Expert Opin Pharmacother. 2008 Aug;9(11):1963-7
Authors: Boggio LN, Oza VM
BACKGROUND: Heparin-induced thrombocytopenia (HIT) is a serious, life-threatening complication which occurs in 1-3% of patients receiving heparin. Patients with untreated HIT have an up to 50% risk of developing life- and limb-threatening thromboembolic complications.
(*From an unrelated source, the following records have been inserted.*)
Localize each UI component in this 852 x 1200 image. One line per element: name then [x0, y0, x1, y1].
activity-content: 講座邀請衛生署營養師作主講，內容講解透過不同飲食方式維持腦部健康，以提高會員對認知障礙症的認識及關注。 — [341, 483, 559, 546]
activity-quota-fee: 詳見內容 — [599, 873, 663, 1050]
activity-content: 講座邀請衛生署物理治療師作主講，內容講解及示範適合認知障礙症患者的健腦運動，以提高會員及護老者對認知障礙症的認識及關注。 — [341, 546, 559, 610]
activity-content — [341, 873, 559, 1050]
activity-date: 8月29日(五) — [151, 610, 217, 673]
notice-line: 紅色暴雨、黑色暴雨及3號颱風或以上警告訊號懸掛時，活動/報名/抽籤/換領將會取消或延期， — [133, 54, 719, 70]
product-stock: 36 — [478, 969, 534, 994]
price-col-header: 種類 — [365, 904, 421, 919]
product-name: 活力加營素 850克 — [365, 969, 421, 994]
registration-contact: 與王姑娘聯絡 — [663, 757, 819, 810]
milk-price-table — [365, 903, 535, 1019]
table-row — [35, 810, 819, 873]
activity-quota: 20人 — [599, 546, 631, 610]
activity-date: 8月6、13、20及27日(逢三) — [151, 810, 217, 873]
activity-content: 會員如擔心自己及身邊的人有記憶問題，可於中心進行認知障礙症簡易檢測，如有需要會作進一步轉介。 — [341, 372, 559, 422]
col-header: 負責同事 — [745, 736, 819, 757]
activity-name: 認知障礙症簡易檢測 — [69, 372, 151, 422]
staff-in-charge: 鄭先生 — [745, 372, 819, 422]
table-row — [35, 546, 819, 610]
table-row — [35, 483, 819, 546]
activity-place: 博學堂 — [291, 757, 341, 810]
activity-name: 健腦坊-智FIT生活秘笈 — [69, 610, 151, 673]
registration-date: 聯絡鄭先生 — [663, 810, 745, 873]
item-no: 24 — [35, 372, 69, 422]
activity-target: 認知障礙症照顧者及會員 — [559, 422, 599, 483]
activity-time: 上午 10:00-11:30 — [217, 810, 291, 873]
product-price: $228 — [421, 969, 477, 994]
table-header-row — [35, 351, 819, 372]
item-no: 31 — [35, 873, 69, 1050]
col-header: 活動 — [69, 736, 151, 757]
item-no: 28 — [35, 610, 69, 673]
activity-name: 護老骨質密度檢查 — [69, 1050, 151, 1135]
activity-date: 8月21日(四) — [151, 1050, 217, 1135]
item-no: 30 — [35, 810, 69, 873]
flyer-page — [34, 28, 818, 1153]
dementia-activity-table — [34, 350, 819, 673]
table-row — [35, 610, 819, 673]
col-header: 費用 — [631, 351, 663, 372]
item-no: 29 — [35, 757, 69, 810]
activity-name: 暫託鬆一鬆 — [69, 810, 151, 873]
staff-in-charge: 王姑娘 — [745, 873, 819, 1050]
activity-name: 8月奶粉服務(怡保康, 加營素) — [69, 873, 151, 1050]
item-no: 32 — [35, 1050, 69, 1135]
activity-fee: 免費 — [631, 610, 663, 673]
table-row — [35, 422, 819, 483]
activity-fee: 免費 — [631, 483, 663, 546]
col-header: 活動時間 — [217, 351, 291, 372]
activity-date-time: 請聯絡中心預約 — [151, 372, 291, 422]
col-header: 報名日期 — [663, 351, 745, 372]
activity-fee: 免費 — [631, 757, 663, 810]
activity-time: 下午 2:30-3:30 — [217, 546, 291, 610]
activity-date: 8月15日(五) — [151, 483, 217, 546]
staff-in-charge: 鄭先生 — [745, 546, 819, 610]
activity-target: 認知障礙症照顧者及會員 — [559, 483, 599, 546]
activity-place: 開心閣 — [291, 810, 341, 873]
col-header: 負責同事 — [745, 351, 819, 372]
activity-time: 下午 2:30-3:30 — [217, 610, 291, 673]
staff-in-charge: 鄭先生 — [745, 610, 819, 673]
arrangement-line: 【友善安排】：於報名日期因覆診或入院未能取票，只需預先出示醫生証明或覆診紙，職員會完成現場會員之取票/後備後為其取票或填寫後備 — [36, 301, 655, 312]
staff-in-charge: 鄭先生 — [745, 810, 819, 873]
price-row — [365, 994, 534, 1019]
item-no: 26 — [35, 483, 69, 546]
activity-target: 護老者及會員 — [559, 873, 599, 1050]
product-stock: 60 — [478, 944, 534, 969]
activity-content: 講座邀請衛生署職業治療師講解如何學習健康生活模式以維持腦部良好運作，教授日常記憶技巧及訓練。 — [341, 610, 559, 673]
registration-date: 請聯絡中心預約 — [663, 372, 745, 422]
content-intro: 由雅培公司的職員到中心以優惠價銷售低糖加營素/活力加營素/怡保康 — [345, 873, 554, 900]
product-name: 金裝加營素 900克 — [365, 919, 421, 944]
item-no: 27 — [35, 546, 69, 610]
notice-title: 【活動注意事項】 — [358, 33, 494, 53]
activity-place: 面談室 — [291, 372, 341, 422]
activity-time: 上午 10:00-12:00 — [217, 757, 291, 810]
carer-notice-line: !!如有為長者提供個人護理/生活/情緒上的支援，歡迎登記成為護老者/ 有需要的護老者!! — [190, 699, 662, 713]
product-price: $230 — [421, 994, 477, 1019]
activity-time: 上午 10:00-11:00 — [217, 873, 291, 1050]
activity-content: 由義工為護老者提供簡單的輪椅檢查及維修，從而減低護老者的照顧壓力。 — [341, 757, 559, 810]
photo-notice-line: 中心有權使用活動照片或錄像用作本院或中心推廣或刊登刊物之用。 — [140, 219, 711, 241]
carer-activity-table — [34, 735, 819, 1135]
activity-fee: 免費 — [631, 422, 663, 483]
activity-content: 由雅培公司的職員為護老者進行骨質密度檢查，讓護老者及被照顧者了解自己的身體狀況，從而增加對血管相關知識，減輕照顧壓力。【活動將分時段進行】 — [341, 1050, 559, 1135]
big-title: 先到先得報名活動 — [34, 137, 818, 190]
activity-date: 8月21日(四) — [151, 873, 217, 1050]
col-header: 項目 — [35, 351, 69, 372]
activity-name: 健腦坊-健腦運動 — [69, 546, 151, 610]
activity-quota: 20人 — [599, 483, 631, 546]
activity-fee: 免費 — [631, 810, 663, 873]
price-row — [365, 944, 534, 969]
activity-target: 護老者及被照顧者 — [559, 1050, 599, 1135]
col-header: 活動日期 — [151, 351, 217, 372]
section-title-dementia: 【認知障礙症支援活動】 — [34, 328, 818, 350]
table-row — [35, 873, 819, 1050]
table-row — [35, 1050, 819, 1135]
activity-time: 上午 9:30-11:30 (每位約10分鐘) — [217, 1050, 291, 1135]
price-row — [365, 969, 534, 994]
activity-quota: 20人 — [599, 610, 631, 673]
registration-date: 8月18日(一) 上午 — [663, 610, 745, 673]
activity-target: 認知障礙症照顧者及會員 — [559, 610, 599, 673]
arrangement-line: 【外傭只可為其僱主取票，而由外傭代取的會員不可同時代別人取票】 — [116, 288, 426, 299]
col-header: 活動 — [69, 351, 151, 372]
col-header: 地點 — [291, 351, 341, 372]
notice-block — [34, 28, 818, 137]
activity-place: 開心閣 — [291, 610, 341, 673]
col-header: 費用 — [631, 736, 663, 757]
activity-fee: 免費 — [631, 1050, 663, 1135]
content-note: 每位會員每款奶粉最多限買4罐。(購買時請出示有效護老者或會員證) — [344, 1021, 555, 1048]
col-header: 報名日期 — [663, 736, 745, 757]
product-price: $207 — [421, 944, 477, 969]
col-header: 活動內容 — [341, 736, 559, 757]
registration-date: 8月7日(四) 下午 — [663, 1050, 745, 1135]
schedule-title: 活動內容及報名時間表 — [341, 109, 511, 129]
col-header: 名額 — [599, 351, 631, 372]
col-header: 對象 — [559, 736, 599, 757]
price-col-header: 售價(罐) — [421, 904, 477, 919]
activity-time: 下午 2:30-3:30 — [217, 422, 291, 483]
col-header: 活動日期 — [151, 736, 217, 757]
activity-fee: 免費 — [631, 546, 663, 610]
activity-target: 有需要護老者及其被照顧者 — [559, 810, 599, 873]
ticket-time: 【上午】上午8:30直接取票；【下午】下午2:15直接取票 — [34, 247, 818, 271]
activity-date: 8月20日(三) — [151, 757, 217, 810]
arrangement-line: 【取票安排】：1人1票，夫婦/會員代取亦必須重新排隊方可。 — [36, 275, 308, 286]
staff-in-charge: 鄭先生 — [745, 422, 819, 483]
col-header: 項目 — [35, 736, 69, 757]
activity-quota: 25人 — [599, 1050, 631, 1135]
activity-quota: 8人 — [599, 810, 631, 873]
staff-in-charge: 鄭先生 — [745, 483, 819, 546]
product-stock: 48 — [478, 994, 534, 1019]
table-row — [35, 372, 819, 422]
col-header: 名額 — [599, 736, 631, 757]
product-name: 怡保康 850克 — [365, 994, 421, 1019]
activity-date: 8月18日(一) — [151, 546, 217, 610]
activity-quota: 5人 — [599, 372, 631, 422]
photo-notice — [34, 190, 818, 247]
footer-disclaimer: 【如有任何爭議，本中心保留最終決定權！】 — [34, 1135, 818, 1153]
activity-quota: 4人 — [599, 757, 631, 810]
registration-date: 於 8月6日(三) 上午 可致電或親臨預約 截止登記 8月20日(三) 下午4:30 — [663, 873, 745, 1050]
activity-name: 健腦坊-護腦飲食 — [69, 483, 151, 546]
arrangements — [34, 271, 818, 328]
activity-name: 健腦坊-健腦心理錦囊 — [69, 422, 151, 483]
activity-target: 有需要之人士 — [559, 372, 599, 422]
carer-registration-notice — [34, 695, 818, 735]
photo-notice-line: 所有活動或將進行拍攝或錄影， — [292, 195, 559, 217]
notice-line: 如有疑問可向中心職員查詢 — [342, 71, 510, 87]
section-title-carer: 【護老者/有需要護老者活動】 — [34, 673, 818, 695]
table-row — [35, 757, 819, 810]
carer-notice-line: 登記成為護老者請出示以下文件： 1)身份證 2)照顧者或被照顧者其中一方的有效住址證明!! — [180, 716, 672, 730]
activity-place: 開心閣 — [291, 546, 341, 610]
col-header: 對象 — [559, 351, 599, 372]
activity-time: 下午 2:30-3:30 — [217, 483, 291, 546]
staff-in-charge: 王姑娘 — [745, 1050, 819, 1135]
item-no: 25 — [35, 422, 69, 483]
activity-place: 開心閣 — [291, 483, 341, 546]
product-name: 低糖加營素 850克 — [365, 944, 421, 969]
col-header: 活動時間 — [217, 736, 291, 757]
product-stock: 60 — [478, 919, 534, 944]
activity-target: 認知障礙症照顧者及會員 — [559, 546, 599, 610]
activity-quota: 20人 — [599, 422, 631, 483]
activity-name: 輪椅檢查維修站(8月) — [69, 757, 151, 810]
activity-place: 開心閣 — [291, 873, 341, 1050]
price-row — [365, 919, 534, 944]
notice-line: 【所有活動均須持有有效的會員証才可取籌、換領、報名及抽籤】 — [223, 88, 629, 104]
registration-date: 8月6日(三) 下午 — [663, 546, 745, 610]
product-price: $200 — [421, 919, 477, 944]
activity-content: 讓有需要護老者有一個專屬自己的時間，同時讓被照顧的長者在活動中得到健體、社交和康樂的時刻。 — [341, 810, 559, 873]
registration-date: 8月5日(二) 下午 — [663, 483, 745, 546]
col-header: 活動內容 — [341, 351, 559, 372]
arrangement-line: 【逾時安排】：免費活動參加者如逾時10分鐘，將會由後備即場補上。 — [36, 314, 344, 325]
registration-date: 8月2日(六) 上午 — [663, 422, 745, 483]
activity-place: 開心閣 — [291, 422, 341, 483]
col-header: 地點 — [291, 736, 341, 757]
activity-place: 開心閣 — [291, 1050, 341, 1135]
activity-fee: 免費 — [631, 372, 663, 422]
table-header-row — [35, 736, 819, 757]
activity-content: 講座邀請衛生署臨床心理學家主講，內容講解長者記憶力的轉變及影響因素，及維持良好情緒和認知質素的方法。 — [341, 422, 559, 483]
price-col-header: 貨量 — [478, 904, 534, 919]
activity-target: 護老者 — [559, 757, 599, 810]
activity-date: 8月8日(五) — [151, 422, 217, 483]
Treatment is based upon clinical suspicion, stopping heparin therapy and initiation of anticoagulation with a rapidly acting alternative non-heparin anticoagulant, such as argatroban-a hepatically excreted direct thrombin inhibitor which is effective in the treatment of HIT. OBJECTIVE: To summarize the pharmacological and clinical data, and discuss the impact of argatroban in the current treatment of HIT. METHODS: A literature search was performed with the aid of Pubmed and Google. Search parameters of 'argatroban', 'heparin-induced thrombocytopenia' and 'treatment' were input into both search engines. CONCLUSION: Argatroban is a safe and effective treatment for HIT. In patients taking other hepatically cleared medications, lower initial doses may have to be used to avoid over-anticoagulation.